The following data in the metadata dictionary are used for configuration of internal arrays, and are not parameters considered for least-squares optimization.

metadata = {
    "bad_chans"      : # a Python list of indices corresponding to frequency channels to zero-weight
    "freqs_bin0"     : # a floating-point scalar indicating the value of frequency bin at index 0, in MHz
    "is_dedispersed" : # a boolean indicating if spectrum is already dedispersed (True) or not (False)
    "num_freq"       : # an integer scalar indicating the number of frequency bins/channels
    "num_time"       : # an integer scalar indicating the number of time bins
    "times_bin0"     : # a floating-point scalar indicating the value of time bin at index 0, in MJD
    "res_freq"       : # a floating-point scalar indicating the frequency resolution, in MHz
    "res_time"       : # a floating-point scalar indicating the time resolution, in seconds
}

Required Burst Parameters¶

Unless otherwise noted, all data in the burst_parameters dictionary are used as initial guesses and are subject to least-squares optimization. (Only the ref_freq parameter is held fixed permanently; all other parameters can be fitted or held fixed at the discretion of the user.) As with other "initial-guess" problems, we recommended that as many initial guesses as possible be "good enough" based on prior information. However, the fitburst API allows for initial-guess modifications at later, pre-fit stages.
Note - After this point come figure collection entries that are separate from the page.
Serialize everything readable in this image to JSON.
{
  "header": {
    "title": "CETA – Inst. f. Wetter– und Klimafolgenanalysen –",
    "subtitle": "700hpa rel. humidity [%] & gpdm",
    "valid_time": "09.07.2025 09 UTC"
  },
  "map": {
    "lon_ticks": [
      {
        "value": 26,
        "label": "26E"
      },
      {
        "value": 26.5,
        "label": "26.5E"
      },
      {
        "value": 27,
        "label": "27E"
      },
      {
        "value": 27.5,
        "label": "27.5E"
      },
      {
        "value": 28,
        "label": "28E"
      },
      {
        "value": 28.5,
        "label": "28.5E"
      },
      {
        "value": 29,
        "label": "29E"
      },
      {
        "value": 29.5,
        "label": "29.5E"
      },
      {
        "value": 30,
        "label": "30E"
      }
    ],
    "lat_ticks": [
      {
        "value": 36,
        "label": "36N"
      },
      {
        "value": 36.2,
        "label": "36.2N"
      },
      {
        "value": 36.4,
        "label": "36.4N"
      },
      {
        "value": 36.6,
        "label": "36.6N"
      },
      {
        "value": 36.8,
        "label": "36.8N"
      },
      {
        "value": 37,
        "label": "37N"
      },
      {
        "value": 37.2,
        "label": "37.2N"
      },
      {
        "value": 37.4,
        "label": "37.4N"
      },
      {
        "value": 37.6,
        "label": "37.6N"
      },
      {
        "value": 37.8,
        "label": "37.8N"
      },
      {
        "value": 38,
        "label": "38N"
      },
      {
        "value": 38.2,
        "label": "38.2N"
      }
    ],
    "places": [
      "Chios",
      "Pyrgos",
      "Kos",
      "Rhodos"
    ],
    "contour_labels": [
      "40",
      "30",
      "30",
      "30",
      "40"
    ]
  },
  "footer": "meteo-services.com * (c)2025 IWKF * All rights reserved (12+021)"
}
All dictionary keys contain Python lists of floating-point values. The number of list elements is equal to the number of burst components to be modeled. For example, a "simple" burst described with a single profile will have burst_parameters entries with len(burst_parameters[name]) = 1.

burst_parameters = {
    "amplitude"            : # a list containing the the log (base 10) of the overall signal amplitude
    "arrival_time"         : # a list containing the arrival times, in seconds
    "burst_width"          : # a list containing the temporal widths, in seconds
    "dm"                   : # a list containing the dispersion measures (DM), in parsec per cubic centimeter
    "dm_index"             : # a list containing the exponents of frequency dependence in DM delay
    "ref_freq"             : # a list containing the reference frequencies for arrival-time and power-law parameter estimates, in MHz (held fixed)
    "scattering_index"     : # a list containing the exponents of frequency dependence in scatter-broadening
    "scattering_timescale" : # a list containing the scattering timescales, in seconds
    "spectral_index"       : # a list containing the power-law spectral indices
    "spectral_running"     : # a list containing the power-law spectral running
}

Required Spectrum¶

The data_full entry contains the observed dynamic spectrum as a Numpy ndarray with shape (num_freq, num_time).